Entre os destaques da mostra que será aberta no Margs, estará uma série de quase 30 xilogravuras do início da carreira, criada no final dos anos 1950, ilustrando a lenda da Salamanca do Jarau como contada pelo escritor Simões Lopes Neto (1865 – 1916), cujo centenário de morte é lembrado neste ano. Paula explica que é a primeira vez que a série será exibida na íntegra. Também estarão à mostra estudos preparatórios para esses trabalhos.
Entre a arte e a vida, Zoravia acredita que temos o compromisso de ajudar o outro, o que chama de uma "obrigação prazerosa". Solidariedade é um de seus imperativos.

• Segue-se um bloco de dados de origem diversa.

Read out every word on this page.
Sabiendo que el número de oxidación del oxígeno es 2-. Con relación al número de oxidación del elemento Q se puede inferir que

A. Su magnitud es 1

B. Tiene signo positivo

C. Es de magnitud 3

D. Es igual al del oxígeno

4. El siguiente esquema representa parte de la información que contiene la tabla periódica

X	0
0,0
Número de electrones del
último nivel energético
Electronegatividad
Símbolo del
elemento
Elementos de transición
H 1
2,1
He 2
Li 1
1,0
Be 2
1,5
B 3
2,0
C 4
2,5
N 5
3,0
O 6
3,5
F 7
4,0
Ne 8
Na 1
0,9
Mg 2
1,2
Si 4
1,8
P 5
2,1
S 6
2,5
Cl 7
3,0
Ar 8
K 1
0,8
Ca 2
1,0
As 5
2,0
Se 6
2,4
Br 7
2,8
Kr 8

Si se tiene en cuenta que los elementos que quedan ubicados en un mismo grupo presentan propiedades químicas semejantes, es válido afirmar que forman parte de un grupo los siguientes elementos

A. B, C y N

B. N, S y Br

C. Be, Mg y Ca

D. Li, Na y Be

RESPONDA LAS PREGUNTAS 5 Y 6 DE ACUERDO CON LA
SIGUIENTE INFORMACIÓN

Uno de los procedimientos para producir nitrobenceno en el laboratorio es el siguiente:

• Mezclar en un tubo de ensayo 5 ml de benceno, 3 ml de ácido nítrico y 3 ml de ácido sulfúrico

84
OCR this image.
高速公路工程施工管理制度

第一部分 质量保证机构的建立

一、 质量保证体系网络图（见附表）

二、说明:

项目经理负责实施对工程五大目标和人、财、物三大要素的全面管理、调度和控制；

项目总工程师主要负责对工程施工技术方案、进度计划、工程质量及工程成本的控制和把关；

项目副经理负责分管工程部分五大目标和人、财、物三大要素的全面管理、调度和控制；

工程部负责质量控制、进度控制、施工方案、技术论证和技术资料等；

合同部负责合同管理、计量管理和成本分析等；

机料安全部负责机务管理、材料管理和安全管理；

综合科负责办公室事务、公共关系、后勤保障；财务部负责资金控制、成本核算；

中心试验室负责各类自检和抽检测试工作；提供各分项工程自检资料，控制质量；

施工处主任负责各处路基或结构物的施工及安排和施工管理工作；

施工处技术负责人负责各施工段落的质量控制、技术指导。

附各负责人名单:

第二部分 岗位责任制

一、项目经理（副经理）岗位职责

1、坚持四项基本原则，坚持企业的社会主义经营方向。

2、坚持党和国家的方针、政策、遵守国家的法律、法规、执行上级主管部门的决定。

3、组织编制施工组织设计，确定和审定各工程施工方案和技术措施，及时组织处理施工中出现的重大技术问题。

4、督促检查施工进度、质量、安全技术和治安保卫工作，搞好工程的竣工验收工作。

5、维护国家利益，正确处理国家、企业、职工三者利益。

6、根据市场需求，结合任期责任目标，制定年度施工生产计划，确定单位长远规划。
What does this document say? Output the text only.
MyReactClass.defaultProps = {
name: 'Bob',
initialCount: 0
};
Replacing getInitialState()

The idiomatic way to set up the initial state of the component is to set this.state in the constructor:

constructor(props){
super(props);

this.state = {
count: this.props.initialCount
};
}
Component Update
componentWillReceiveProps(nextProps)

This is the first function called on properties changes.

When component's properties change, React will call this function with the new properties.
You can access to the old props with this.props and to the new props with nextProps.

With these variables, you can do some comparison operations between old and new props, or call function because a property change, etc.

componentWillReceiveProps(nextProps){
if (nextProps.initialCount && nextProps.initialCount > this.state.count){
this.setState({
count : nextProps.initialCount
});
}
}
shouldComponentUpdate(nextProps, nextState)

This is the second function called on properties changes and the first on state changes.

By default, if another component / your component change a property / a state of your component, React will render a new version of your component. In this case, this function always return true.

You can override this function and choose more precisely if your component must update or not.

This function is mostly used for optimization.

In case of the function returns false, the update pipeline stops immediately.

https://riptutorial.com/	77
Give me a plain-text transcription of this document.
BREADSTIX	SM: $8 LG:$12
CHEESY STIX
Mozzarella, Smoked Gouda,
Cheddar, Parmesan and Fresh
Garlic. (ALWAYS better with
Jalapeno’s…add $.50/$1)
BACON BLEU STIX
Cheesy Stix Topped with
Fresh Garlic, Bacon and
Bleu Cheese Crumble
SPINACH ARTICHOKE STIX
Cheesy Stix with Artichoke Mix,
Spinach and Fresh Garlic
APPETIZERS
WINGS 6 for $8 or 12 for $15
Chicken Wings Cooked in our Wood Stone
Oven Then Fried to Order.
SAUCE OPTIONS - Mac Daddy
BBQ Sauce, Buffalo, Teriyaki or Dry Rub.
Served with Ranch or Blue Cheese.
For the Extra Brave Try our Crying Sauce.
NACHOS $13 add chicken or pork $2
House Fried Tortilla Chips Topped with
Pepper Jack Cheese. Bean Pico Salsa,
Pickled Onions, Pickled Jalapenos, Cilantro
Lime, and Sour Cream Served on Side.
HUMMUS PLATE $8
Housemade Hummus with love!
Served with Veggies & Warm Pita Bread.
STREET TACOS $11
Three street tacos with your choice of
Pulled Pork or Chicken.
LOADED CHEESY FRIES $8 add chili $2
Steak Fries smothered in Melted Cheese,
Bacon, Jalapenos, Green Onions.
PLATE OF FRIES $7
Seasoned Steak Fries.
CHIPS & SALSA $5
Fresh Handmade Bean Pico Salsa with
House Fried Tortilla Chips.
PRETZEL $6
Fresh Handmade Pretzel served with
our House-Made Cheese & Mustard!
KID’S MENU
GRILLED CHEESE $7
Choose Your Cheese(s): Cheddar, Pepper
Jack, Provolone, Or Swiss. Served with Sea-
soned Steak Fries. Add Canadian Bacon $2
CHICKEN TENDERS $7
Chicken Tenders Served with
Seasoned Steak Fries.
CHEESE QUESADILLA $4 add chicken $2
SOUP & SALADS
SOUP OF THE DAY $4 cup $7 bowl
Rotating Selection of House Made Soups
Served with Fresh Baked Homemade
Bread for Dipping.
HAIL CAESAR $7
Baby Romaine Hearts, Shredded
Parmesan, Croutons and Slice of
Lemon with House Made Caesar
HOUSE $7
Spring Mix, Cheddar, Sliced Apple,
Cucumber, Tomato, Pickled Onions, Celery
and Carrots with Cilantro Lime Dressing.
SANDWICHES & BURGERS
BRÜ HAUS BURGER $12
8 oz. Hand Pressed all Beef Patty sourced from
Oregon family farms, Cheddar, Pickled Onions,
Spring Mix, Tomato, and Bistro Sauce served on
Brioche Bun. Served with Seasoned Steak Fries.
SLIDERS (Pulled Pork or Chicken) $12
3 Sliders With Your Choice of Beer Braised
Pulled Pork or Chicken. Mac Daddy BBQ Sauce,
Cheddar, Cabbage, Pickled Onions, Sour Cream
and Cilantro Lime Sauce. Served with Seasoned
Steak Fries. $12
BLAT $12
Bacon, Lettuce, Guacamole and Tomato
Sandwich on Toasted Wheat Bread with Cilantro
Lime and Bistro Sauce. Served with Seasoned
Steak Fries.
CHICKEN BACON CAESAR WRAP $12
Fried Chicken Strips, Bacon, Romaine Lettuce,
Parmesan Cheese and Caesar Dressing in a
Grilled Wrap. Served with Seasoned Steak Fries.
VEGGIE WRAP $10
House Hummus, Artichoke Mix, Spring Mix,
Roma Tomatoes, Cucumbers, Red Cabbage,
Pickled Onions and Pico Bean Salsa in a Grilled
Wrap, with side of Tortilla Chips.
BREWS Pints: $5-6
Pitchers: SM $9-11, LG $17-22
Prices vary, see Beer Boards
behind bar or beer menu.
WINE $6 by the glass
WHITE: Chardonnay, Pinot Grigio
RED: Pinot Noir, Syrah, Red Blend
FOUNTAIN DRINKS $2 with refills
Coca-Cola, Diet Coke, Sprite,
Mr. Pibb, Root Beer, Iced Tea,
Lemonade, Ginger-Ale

Pensa que um artista não deve se interessar apenas por pessoas, e sim por todas as formas de vida, incluindo a animal e a vegetal, assim como a existência mineral. Para ela, devemos acima de tudo cuidar da riqueza do planeta. Se alguém acha que tudo isso a credencia para algum assento celestial, a artista tem um desejo diferente:
– Quero ir para o inferno, que é mais divertido. Nada de céu comigo. Meus amigos mais bacanas estão no inferno.
OPRESSÃO/LIBERTAÇÃO – O ETERNO CONFRONTO
Visitação de segunda a sexta-feira, das 10 às 17h. Até 17 de outubro.
Estúdio Zoravia Bettiol (Rua Dr. Possidônio da Cunha, 272, bairro Vila Assunção), fone (51) 3354-2456, em Porto Alegre. Entrada franca.
Visita guiada no próximo sábado (8/10), das 16h às 17h30min.
ZORAVIA BETTIOL – O LÍRICO E O ONÍRICO
Curadoria de Paula Ramos e Paulo Gomes.
Abertura dia 25 de outubro, às 18h30min. Visitação de 26 de outubro a 11 de dezembro, de terças a domingos, das 10h às 19h.
Museu de Arte do Rio Grande do Sul (Praça da Alfândega, s/nº), fone (51) 3227-2311, em Porto Alegre. Entrada franca.